Schrei nach Lichtenberg

Ehret eure deutschen Meister!


Im vorigen Frieden – als ich noch ein kleiner Junge war und sehr verliebt –: da ging mir eines Tages das Geld aus. Das kann vorkommen. Und Kitty brauchte eine goldne Armbanduhr. Und da ging ich hin . . . ich schäme mich ja furchtbar, aber es ist doch wahr . . . und verkaufte einen Arm voller Bücher.

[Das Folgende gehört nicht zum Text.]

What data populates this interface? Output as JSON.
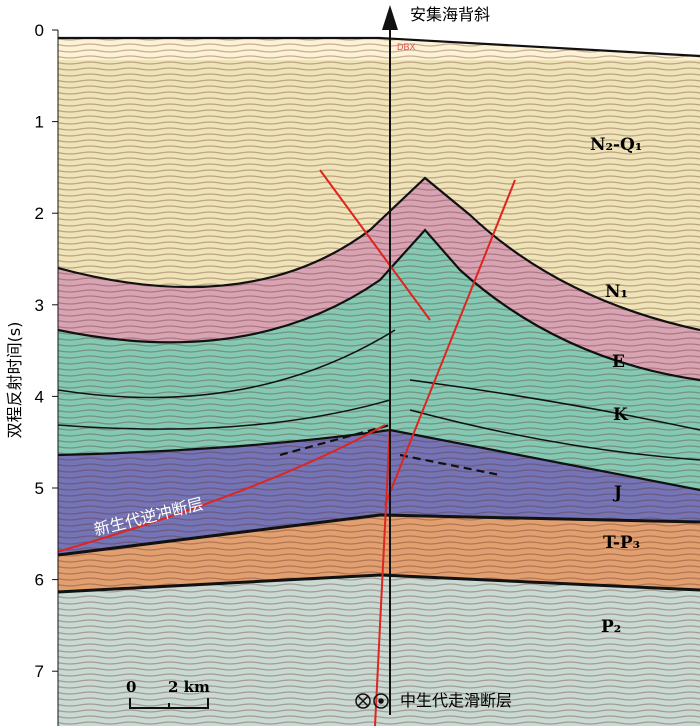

Und kaufte ihr die Uhr und bekam einen dicken Kuß, und es war alles sehr schön.

[118] Unter den Büchern war auch eine alte, zwölfbändige Ausgabe von Georg Christoph Lichtenbergs gesammelten Werken. (»Lichtenberg? Von dem habe ich doch mal Aphorismen . . . «) Ganz recht, der.

Und jetzt möchte ich mir die gesammelten Werke wieder kaufen, und dabei stellt sich heraus, daß es im gesamten deutschen Verlagsbuchhandel keine gute Neuausgabe seiner Werke gibt. Keine. Ehret eure deutschen Meister!

Es gibt:

›Lichtenbergs Aphorismen‹. Ausgewählt von Alexander von Gleichen-Rußwurm (erschienen bei der Deutschen Bibliothek in Berlin). – ›Aphorismen‹, herausgegeben von Josef Schirmer (erschienen im Hyperion-Verlag in München). Es gibt (wenn sie nicht inzwischen vergriffen sind): ›Aphorismen‹ nach den Handschriften, herausgegeben von Albert Leitzmann (erschienen in Behrs Verlag, Berlin). Diese letzte Ausgabe umfaßt drei Bände – das ist die beste. Der Rest ist sanfte Auswahl für den Hausgebrauch.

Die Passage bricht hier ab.